After you go live, Qvalent and Westpac will closely monitor the solution. This is known as the "monitoring phase" and lasts for two weeks. During this time, if you have any questions or concerns about the solution you should communicate directly with your Qvalent implementation manager.

Post implementation

Once the two week monitoring phase is over the implementation process is officially complete.
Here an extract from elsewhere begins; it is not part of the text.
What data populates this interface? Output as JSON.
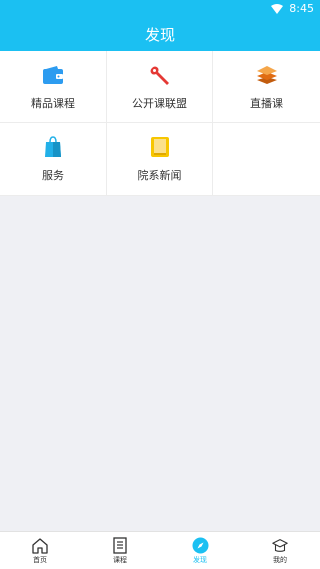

Your Qvalent implementation manager will hand the solution over to the Qvalent helpdesk. The helpdesk will be responsible for day to day monitoring of the solution and resolving any issues that occur.

If you have any questions or concerns about the solution at this point contact the helpdesk: QuickStream Technical Support.

Transaction settlement

See Transaction processing and settlement.

Response codes

See Transaction Response Codes.

Requirements checklist

Download the Checklist.

The purpose of this section is to help identify your requirements. Use the checklist as follows:

  1. Download the requirements checklist and rename it with your company name.
  2. Complete as much of the checklist as you can before your first meeting with Westpac.
  3. Use the checklist to understand the steps required to implement this product.